Ils ne diront rien de ce qui pourrait changer ici, de ce qu’ils aimeraient peut-être retrouver de l’Ethiopie. «La Suisse est unique. Le 1er Août fête cela, même si tout n’est pas parfait à 100%.»


«J’apprécie l’esprit de consensus»

Originaires de Dole, en Franche-Comté, Annie et Daniel Sautrey sont devenus citoyens d’Orbe en octobre 2010. Ce couple de jeunes retraités vit au Mont-Pèlerin. Depuis leur terrasse, ils ont une vue splendide sur Vevey, le lac et les montagnes. Pourtant leur choix de devenir Urbigènes n’est pas le fruit du hasard. En effet, durant les sept dernières années de sa vie professionnelle, Daniel Sautrey a dirigé la fabrique Nestlé d’Orbe. Sa bonne entente avec les autorités locales l’a incité à demander la bourgeoisie de la commune.

Le 1er Août, ils iront chez leur fille en Valais et, avec leur petit-fils de 13 mois, ils prendront part aux festivités de Martigny. «Il est important pour nous de bien s’intégrer dans le pays où l’on vit. Nous votons à chaque scrutin. Et cet automne, nous avons à cœur de participer aux élections fédérales pour la première fois, commentent en chœur les époux Sautrey. De plus, le système de vote par correspondance simplifie bien la tâche.»
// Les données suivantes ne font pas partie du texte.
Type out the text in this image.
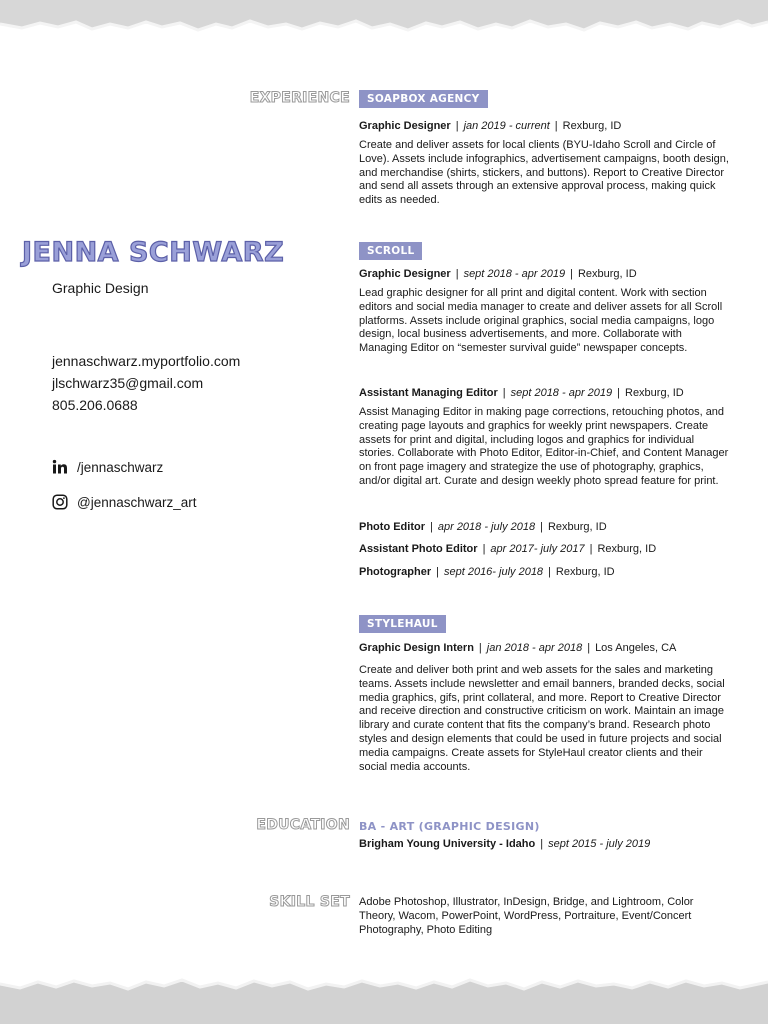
JENNA SCHWARZ
Graphic Design
jennaschwarz.myportfolio.com
jlschwarz35@gmail.com
805.206.0688
/jennaschwarz
@jennaschwarz_art
EXPERIENCE
EDUCATION
SKILL SET
SOAPBOX AGENCY
Graphic Designer | jan 2019 - current | Rexburg, ID
Create and deliver assets for local clients (BYU-Idaho Scroll and Circle of Love). Assets include infographics, advertisement campaigns, booth design, and merchandise (shirts, stickers, and buttons). Report to Creative Director and send all assets through an extensive approval process, making quick edits as needed.
SCROLL
Graphic Designer | sept 2018 - apr 2019 | Rexburg, ID
Lead graphic designer for all print and digital content. Work with section editors and social media manager to create and deliver assets for all Scroll platforms. Assets include original graphics, social media campaigns, logo design, local business advertisements, and more. Collaborate with Managing Editor on “semester survival guide” newspaper concepts.
Assistant Managing Editor | sept 2018 - apr 2019 | Rexburg, ID
Assist Managing Editor in making page corrections, retouching photos, and creating page layouts and graphics for weekly print newspapers. Create assets for print and digital, including logos and graphics for individual stories. Collaborate with Photo Editor, Editor-in-Chief, and Content Manager on front page imagery and strategize the use of photography, graphics, and/or digital art. Curate and design weekly photo spread feature for print.
Photo Editor | apr 2018 - july 2018 | Rexburg, ID
Assistant Photo Editor | apr 2017- july 2017 | Rexburg, ID
Photographer | sept 2016- july 2018 | Rexburg, ID
STYLEHAUL
Graphic Design Intern | jan 2018 - apr 2018 | Los Angeles, CA
Create and deliver both print and web assets for the sales and marketing teams. Assets include newsletter and email banners, branded decks, social media graphics, gifs, print collateral, and more. Report to Creative Director and receive direction and constructive criticism on work. Maintain an image library and curate content that fits the company’s brand. Research photo styles and design elements that could be used in future projects and social media campaigns. Create assets for StyleHaul creator clients and their social media accounts.
BA - ART (GRAPHIC DESIGN)
Brigham Young University - Idaho | sept 2015 - july 2019
Adobe Photoshop, Illustrator, InDesign, Bridge, and Lightroom, Color Theory, Wacom, PowerPoint, WordPress, Portraiture, Event/Concert Photography, Photo Editing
«J’apprécie l’esprit de consensus et le goût du travail que l’on trouve en Suisse, témoigne Daniel Sautrey. La cohabitation des langues et des religions me touche. Chaque village a su conserver ses traditions, ce qui fait la richesse du pays. J’ai conservé un bredzon en souvenir de mon passage à la direction de la fabrique de chocolat à Broc.» Annie Sautrey apprécie la tranquillité de notre pays.

«Je n’oserais plus me rendre seule dans un parking souterrain dans une ville comme Marseille.» Le couple souligne également que l’adaptation en Suisse a été plus facile que celle au sud de la France.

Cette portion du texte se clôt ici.